Neither country has disclosed the size of the Spanish contribution to the synchrotron, but a French newspaper has estimated it at FFr170 million (US$24 million) towards a total cost of about $220 million. Schwartzenberg told a press conference that Spanish researchers would join the scientific advisory board of the Soleil synchrotron.

Candidates for the Spanish facility, meanwhile, include a research vessel, a 10-metre optical telescope in the Canary Islands, and another synchrotron.

Spain appointed a committee last month to study the feasibility of building its own synchrotron, and is expected to decide whether or not to go ahead with the project by the summer.

Two years ago, a design study for a synchrotron facility to be housed at the Autonomous University of Barcelona was positively evaluated and its construction recommended by the European Science Foundation (see Nature 405, 604; 2000).

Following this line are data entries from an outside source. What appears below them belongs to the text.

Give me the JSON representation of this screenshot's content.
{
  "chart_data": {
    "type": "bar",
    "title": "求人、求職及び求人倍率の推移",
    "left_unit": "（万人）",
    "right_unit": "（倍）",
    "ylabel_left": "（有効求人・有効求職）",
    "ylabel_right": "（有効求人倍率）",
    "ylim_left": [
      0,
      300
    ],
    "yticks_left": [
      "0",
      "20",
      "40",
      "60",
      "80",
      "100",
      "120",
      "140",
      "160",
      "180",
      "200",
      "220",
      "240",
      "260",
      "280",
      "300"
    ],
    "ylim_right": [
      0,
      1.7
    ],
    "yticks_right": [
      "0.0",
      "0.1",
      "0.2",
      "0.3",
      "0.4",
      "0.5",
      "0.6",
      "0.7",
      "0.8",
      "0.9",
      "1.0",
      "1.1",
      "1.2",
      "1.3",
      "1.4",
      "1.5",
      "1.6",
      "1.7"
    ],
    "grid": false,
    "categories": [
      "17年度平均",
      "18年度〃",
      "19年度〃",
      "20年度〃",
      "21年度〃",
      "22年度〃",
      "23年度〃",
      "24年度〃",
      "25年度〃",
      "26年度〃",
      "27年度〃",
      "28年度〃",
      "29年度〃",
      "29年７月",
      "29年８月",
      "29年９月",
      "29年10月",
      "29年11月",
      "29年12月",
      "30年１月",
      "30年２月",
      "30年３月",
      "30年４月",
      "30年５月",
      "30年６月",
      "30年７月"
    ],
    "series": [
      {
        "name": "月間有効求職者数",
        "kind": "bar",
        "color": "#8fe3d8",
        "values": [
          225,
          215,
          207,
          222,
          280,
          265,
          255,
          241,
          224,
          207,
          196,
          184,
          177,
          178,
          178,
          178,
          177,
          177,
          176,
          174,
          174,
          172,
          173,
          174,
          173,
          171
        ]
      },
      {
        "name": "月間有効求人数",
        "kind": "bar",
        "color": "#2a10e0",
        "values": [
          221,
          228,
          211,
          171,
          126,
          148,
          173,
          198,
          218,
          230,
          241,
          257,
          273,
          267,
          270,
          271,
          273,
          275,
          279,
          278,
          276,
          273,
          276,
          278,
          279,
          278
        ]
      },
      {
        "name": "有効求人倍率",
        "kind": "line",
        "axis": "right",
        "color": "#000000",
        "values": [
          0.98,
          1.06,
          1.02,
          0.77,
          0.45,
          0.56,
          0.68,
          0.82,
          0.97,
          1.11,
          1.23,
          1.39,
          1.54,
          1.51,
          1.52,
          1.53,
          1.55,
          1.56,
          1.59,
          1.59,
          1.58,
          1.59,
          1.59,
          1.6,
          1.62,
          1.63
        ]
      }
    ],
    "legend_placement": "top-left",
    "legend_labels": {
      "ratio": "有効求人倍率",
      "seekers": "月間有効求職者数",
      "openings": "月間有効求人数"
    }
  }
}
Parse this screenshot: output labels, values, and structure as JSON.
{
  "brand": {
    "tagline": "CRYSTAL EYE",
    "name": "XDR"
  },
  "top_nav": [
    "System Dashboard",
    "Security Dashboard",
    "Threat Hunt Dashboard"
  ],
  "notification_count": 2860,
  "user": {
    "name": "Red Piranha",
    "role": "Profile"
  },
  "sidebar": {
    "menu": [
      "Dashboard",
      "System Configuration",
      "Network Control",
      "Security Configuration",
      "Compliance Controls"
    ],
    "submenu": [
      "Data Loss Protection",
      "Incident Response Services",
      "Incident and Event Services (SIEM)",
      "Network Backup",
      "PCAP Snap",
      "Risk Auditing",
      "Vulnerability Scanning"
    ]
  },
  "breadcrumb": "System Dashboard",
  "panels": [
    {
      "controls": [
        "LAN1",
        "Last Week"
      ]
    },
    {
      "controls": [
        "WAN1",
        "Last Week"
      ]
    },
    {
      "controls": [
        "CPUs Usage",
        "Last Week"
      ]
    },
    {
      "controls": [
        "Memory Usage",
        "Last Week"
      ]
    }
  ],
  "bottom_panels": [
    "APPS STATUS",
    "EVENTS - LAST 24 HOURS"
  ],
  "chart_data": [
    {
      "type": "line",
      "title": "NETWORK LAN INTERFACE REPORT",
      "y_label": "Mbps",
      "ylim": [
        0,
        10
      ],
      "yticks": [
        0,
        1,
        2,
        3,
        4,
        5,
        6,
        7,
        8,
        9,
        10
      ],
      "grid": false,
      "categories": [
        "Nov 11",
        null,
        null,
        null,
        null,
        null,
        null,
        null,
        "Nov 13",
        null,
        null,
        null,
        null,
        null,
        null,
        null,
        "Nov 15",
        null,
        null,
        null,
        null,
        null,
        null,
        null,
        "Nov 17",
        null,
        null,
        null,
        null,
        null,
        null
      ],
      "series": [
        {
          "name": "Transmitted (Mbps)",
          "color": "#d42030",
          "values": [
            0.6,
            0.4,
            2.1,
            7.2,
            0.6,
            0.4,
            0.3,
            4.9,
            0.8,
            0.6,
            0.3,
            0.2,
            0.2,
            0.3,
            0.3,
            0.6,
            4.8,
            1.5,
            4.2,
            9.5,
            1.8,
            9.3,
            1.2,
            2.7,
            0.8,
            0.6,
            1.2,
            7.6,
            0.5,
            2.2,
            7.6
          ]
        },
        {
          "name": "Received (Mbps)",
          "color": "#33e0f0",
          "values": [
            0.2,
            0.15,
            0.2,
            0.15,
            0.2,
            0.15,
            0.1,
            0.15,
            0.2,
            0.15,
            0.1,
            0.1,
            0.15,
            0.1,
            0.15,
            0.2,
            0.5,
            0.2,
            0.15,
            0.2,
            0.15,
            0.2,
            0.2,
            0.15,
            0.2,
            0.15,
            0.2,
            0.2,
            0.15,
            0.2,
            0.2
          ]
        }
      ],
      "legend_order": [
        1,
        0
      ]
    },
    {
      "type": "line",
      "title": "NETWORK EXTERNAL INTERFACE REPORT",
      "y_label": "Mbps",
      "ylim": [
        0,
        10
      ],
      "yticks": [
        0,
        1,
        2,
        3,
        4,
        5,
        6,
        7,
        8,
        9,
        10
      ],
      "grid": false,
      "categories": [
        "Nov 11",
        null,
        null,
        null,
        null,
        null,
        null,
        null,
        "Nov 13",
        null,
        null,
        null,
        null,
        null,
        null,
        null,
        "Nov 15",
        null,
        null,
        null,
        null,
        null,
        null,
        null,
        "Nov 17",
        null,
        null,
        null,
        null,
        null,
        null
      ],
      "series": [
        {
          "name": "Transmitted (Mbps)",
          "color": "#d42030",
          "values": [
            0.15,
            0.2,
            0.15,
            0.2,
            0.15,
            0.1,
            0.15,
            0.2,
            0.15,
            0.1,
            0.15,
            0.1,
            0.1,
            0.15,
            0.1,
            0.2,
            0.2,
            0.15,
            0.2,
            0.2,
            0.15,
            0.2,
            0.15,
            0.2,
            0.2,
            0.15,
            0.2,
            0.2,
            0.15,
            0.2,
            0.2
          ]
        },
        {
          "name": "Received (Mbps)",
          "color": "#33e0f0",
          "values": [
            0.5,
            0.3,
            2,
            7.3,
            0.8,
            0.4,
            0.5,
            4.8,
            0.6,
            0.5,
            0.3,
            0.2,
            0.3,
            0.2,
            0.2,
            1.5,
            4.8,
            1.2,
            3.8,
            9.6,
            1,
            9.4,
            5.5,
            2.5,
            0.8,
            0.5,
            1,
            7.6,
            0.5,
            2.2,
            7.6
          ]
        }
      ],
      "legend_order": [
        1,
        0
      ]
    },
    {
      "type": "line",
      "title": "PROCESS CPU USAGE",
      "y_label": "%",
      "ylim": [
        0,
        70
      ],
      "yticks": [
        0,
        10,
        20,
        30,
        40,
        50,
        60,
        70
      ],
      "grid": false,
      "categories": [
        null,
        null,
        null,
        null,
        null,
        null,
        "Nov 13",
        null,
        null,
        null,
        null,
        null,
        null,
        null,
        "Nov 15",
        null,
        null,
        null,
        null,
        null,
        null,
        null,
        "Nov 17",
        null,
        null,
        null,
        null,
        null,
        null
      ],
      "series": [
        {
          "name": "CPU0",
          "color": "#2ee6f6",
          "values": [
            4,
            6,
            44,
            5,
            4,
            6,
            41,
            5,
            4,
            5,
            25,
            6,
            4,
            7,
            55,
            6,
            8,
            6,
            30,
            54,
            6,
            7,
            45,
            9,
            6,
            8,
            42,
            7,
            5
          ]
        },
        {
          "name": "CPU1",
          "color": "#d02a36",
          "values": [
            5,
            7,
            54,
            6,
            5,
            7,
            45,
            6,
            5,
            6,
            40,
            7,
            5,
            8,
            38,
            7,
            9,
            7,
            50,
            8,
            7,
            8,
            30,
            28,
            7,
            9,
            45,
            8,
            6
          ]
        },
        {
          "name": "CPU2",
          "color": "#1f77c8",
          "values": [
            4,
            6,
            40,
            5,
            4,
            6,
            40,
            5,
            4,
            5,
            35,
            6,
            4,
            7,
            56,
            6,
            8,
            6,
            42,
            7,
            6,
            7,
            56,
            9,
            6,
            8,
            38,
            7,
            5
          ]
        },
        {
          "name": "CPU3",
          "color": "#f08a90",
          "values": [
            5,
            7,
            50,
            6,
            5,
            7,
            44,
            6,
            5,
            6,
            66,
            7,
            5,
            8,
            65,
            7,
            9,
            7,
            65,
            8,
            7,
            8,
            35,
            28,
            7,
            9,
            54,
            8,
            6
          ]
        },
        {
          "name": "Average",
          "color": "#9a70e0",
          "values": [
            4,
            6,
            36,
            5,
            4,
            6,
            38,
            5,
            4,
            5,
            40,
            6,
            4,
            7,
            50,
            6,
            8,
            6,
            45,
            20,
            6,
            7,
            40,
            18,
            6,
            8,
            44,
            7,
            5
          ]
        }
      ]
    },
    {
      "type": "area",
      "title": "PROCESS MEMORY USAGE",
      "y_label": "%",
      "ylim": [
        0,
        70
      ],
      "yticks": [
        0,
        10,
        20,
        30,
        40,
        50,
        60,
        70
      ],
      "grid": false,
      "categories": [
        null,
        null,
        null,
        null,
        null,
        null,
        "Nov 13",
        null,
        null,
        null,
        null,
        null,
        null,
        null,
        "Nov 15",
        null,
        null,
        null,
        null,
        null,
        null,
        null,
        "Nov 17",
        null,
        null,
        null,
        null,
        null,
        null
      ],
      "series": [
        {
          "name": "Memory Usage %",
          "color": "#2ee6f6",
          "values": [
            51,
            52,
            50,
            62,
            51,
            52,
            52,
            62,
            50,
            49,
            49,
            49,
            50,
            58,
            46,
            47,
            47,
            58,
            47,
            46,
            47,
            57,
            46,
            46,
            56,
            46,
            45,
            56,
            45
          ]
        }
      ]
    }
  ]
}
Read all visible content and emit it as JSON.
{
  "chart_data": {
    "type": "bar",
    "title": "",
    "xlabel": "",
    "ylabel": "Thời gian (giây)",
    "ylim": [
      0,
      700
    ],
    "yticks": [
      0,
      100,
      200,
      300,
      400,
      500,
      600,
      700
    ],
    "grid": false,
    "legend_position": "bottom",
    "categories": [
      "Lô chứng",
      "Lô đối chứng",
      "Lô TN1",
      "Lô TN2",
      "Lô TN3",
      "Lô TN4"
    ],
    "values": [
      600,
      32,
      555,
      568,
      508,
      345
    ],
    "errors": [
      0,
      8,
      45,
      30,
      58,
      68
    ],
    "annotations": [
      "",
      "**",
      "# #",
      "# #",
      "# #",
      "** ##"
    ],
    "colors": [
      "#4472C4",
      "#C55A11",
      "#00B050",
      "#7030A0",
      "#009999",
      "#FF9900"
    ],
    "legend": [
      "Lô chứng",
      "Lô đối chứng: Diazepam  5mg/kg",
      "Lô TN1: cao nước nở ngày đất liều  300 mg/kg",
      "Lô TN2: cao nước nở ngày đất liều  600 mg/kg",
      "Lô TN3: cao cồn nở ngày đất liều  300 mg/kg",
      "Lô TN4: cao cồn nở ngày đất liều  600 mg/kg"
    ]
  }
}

Jérémie Boussand, the science attaché at the French Embassy in Madrid, says that if Spain decides to proceed with the synchrotron, then that will be the project that France will support.

Synchrotron light sources, which enable researchers to closely examine three-dimensional structures, have emerged in recent years as an important tool in materials science, chemistry, condensed-matter physics and structural biology.